The fire struck a wedding venue in the predominantly Christian town of Hamdaniya, just outside the northern Iraqi city of Mosul, about 205 miles northwest of the capital, Baghdad.

According to emergency services and witnesses at the scene, fireworks inside the venue sparked the deadly blaze.

“The speed of the fire, due to highly flammable building materials and highly flammable decorations and curtains covering the ceiling and the walls, took everyone by surprise,” the emergency rescue service in Nineveh province told reporters.

Video livestreamed on social media showed how suddenly the fire spread panic among the dancing guests in the ballroom, sending people running for safety, including the bride and groom.

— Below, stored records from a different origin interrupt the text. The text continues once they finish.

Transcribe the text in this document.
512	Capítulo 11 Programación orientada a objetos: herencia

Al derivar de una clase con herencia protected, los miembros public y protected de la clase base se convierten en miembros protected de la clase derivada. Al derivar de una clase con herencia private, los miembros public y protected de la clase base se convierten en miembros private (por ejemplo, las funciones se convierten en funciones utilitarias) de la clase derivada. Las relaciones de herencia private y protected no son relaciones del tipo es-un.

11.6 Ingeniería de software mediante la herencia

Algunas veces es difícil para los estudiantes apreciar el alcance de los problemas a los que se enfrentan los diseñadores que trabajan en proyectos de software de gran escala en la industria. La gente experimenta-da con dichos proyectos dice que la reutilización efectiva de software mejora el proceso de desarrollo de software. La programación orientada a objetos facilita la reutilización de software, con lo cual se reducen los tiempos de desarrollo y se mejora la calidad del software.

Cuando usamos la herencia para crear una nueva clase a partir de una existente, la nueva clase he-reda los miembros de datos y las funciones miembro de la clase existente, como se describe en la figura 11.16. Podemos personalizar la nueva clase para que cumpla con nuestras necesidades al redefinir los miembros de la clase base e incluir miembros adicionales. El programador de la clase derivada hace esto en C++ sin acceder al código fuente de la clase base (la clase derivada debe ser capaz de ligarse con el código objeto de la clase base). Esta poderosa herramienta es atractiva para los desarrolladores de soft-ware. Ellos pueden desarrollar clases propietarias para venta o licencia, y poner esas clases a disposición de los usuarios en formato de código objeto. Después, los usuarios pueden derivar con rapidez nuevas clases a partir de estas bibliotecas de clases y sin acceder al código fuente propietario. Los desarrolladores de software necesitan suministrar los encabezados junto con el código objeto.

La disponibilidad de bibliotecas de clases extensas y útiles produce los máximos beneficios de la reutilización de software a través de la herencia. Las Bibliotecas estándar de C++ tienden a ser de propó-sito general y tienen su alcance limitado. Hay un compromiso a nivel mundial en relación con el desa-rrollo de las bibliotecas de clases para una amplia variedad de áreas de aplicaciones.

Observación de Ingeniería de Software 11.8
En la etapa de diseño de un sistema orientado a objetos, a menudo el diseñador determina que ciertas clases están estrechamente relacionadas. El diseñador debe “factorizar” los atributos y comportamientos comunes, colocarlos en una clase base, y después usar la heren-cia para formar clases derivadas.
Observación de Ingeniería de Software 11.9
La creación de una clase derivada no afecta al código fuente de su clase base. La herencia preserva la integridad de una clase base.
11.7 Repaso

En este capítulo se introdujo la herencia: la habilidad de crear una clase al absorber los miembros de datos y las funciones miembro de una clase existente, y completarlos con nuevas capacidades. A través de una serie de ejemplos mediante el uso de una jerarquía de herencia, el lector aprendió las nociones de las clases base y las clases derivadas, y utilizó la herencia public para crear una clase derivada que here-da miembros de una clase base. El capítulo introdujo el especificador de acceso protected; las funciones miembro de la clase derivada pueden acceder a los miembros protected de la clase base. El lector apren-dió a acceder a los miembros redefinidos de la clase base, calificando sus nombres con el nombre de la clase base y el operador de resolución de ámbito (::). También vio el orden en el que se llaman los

The roughly 700 people who were inside the building found themselves trapped as the flames had erupted near the primary entrance.

“Soon after the fire started, it was a blackout, and smoke and screaming caused chaos. People were suffocating, falling and stampeding over each other,” one witness told reporters. “Soon after that, part of the ceiling collapsed, causing more deaths and injuries.”

Prime Minister Mohammed Shia al-Sudani ordered an investigation into the blaze and asked the country’s interior and health ministries to provide assistance, his office said in a statement posted online.

A source with the provincial government in Nineveh told CBS News an investigation would be carried out to determine not only how the fire started, but also “how and whether this venue had a license, considering the poor safety conditions.”

The source, who spoke on the condition of anonymity as they did not have permission to speak to media about the incident, said the owner of the venue had gone into “hiding,” and the hope was that the individual would be found to face an “investigation into the legality of operating such an unsafe venue.”

Iraq has faced similar tragedies in the recent past, blamed on poor building materials and insufficient safety standards, including two major fires in hospital wards for COVID-19 patients in Baghdad and Nasiriyah that killed dozens of people.